Civil liberties, mobility, and economic development

Type Journal Article
Title Civil liberties, mobility, and economic development
Publication (Day/Month/Year) 2009
To what extent do civil liberties affect economic development? This dissertation addresses this question in two essays. The first chapter (joint with Roger Betancourt) provides a new economic interpretation of civil liberties as rights over a person's most basic human asset: her own self. The importance of these rights to economic development is based on the principle that property rights-defined over a broad set of \"property''-are crucial for economic growth. The empirical literature to date shows little support for such claims related to civil liberties, however, with ambiguous evidence on the role of these rights in driving long-run growth. Using newly available data from Freedom House, we find that one of the recently disaggregated categories of civil liberties explains income differences across countries more powerfully and robustly than any other measure of property rights or the rule of law considered. This component, entitled \"Personal Autonomy and Individual Rights,'' evaluates the extent of personal choice over issues such as where to work, study, and live, as well as a broader set of property rights and other choices.
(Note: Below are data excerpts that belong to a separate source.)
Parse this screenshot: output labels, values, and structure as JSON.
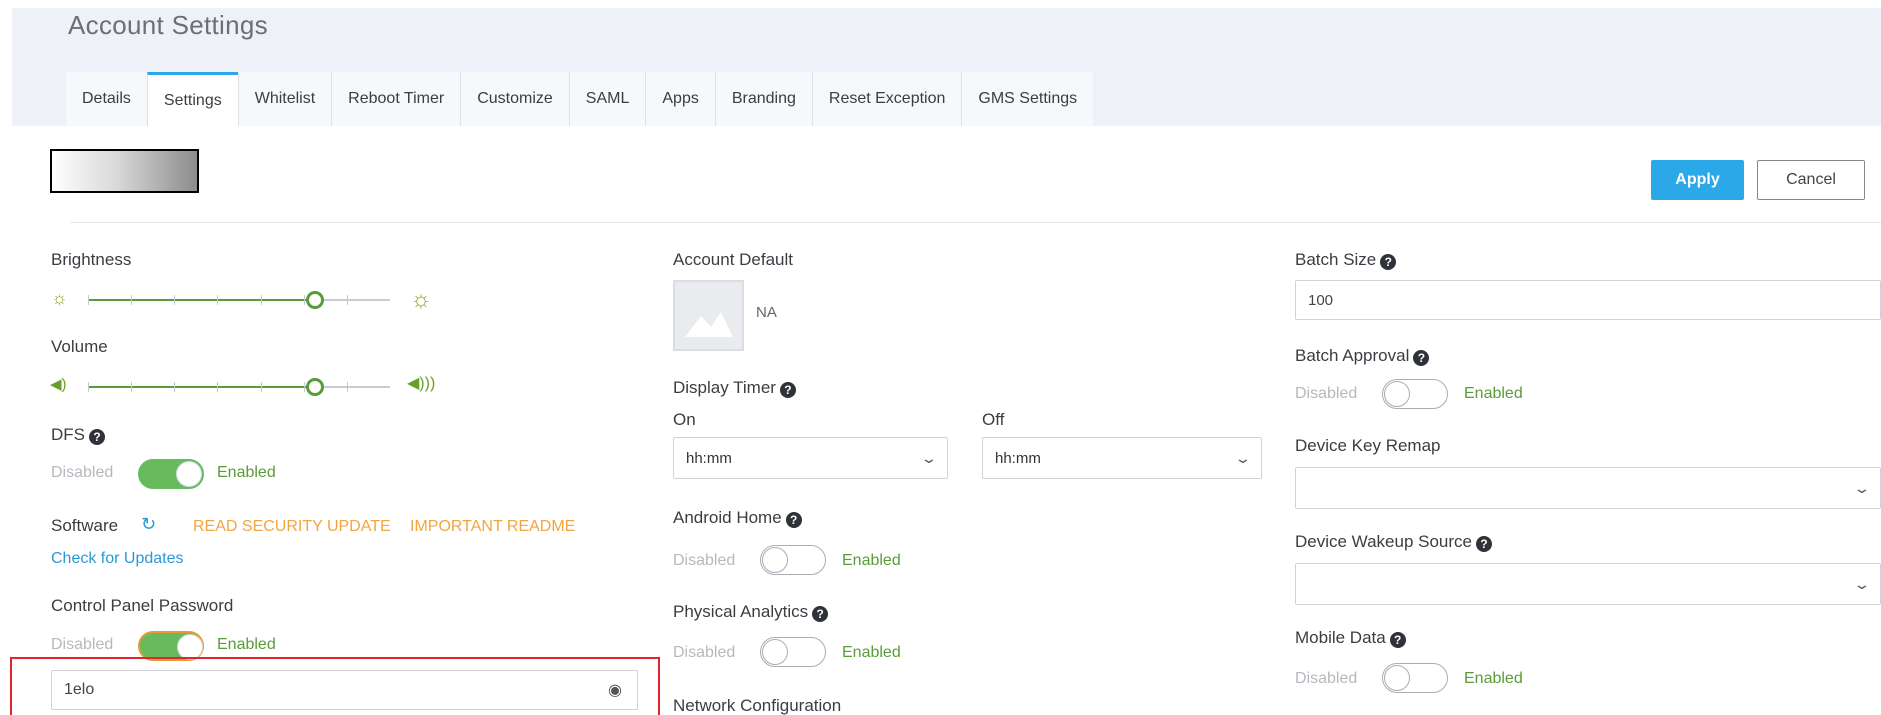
{
  "page": {
    "title": "Account Settings"
  },
  "tabs": [
    {
      "label": "Details"
    },
    {
      "label": "Settings",
      "active": true
    },
    {
      "label": "Whitelist"
    },
    {
      "label": "Reboot Timer"
    },
    {
      "label": "Customize"
    },
    {
      "label": "SAML"
    },
    {
      "label": "Apps"
    },
    {
      "label": "Branding"
    },
    {
      "label": "Reset Exception"
    },
    {
      "label": "GMS Settings"
    }
  ],
  "actions": {
    "apply": "Apply",
    "cancel": "Cancel"
  },
  "toggle_text": {
    "off": "Disabled",
    "on": "Enabled"
  },
  "left": {
    "brightness": {
      "label": "Brightness",
      "level": 0.75,
      "ticks": 7
    },
    "volume": {
      "label": "Volume",
      "level": 0.75,
      "ticks": 7
    },
    "dfs": {
      "label": "DFS",
      "state": "on"
    },
    "software": {
      "label": "Software",
      "security_link": "READ SECURITY UPDATE",
      "readme_link": "IMPORTANT README",
      "check_updates": "Check for Updates"
    },
    "control_panel_password": {
      "label": "Control Panel Password",
      "state": "on",
      "value": "1elo"
    }
  },
  "middle": {
    "account_default": {
      "label": "Account Default",
      "image_text": "NA"
    },
    "display_timer": {
      "label": "Display Timer",
      "on_label": "On",
      "off_label": "Off",
      "on_value": "hh:mm",
      "off_value": "hh:mm"
    },
    "android_home": {
      "label": "Android Home",
      "state": "off"
    },
    "physical_analytics": {
      "label": "Physical Analytics",
      "state": "off"
    },
    "network_configuration": {
      "label": "Network Configuration"
    }
  },
  "right": {
    "batch_size": {
      "label": "Batch Size",
      "value": "100"
    },
    "batch_approval": {
      "label": "Batch Approval",
      "state": "off"
    },
    "device_key_remap": {
      "label": "Device Key Remap",
      "value": ""
    },
    "device_wakeup_source": {
      "label": "Device Wakeup Source",
      "value": ""
    },
    "mobile_data": {
      "label": "Mobile Data",
      "state": "off"
    }
  },
  "colors": {
    "accent": "#2aa8e8",
    "toggle_on": "#67bb5c",
    "enabled_text": "#5a9b3a",
    "link_orange": "#f2a541",
    "highlight_border": "#e0262b"
  }
}
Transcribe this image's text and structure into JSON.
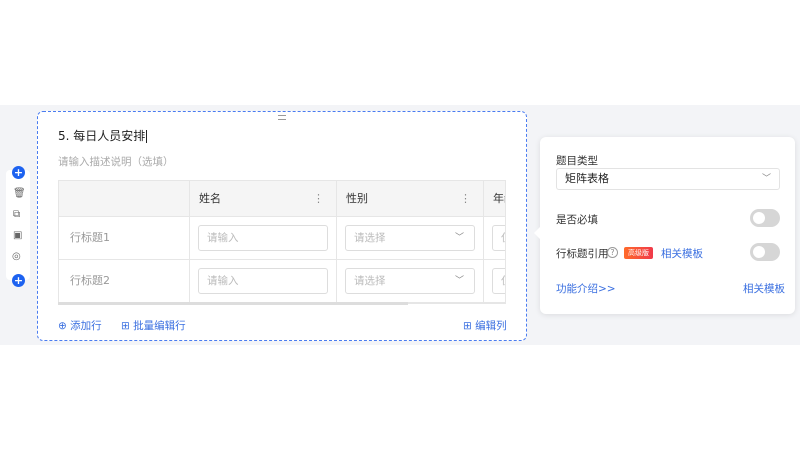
{
  "question": {
    "title": "5. 每日人员安排",
    "description_placeholder": "请输入描述说明（选填）"
  },
  "table": {
    "columns": [
      "姓名",
      "性别",
      "年龄"
    ],
    "rows": [
      {
        "label": "行标题1"
      },
      {
        "label": "行标题2"
      }
    ],
    "input_placeholder": "请输入",
    "select_placeholder": "请选择",
    "partial_placeholder": "仅"
  },
  "footer": {
    "add_row": "添加行",
    "batch_edit_rows": "批量编辑行",
    "edit_columns": "编辑列"
  },
  "toolbar": {
    "icons": [
      "plus-icon",
      "trash-icon",
      "copy-icon",
      "file-icon",
      "eye-off-icon",
      "plus-icon"
    ]
  },
  "panel": {
    "type_label": "题目类型",
    "type_value": "矩阵表格",
    "required_label": "是否必填",
    "required_on": false,
    "row_ref_label": "行标题引用",
    "badge": "高级版",
    "related_template": "相关模板",
    "row_ref_on": false,
    "intro_link": "功能介绍>>",
    "template_link": "相关模板"
  },
  "colors": {
    "accent": "#1d62f0",
    "link": "#3a6fe0"
  }
}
While the first chapter finds that greater civil liberties can substantially improve long-run economic development, the second chapter identifies a key friction in this relationship. In countries that lack complementary institutions, civil liberties governing individual mobility can complicate credit transactions. By allowing individuals to move to locations where less is known about their prior defaults, mobility freedoms induce opaqueness and can result in credit rationing. I develop an instrumental variable estimation to study these effects, which would otherwise be complicated by omitted variable bias and endogeneity. Using household survey data from Guatemala, I instrument for individual migration with the interaction of violence patterns and individual sensitivities toward that violence. Using this approach, I find that the act of migration within a country actually causes individuals to have significantly less access to credit, primarily because lenders are concerned about these borrowers' opportunistic default.